Dame Denise Demonstrates Femaleist Reasoning
Dame Denise L’Estrange-Corbet was given her title last year for ‘services to fashion’. It has since been discovered that her clothing company has been putting ‘Fabrique en Nouvelle-Zelande’ (‘Made in NZ’) tags on clothes that were made in Bangladesh. According to her reasoning, that should be all ok because the tags themselves were made in NZ! Oh, and also ‘99%’ of her products are made in NZ so that somehow makes it ok to claim the rest that weren’t made in NZ actually were. The clothing items in question were said to have another tag at the collar saying they were made in Bangladesh, but those tags were not the ones prominently displayed on the clothes. Instead of acknowledging her wrongdoing in misleading customers and misrepresenting NZ around the world, Dame Denise was incensed and she implied a threat to discontinue her ‘commitment to New Zealand’ because someone had dared to call her out.
The ‘99% of our products were made in NZ’ claim may also be inaccurate and hopefully someone will check that out.
Many men, especially survivors of Family Court proceedings, will recognize the style of Dame Denise’s reasoning. Excuses for breaching parenting orders and depriving children of time with their father usually involve similar dishonesty and self-serving irrationality.
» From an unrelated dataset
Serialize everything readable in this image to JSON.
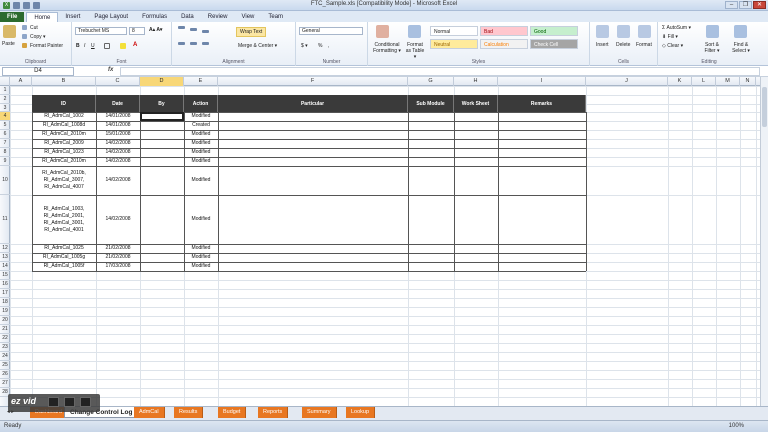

Being called out for bad behaviour towards the children’s father or towards the children usually results in self-righteous anger and subsequent retribution in various forms, whereas honest apology and acceptance of wrongdoing is very rare.
When men are found to have behaved badly, feminists bray to remove from them titles and awards they have previously merited and any great contributions those men previously made to the world are deliberately sullied and devalued. For example, male artists have their works removed from galleries and have art awards removed even when their bad behaviour was of absolutely no relevance to their art. In the case of Dame Denise, her bad behaviour was/is directly relevant to her ‘services to fashion’, but where are the calls to deprive her of her title? Oh sorry, we forgot, that only happens to men.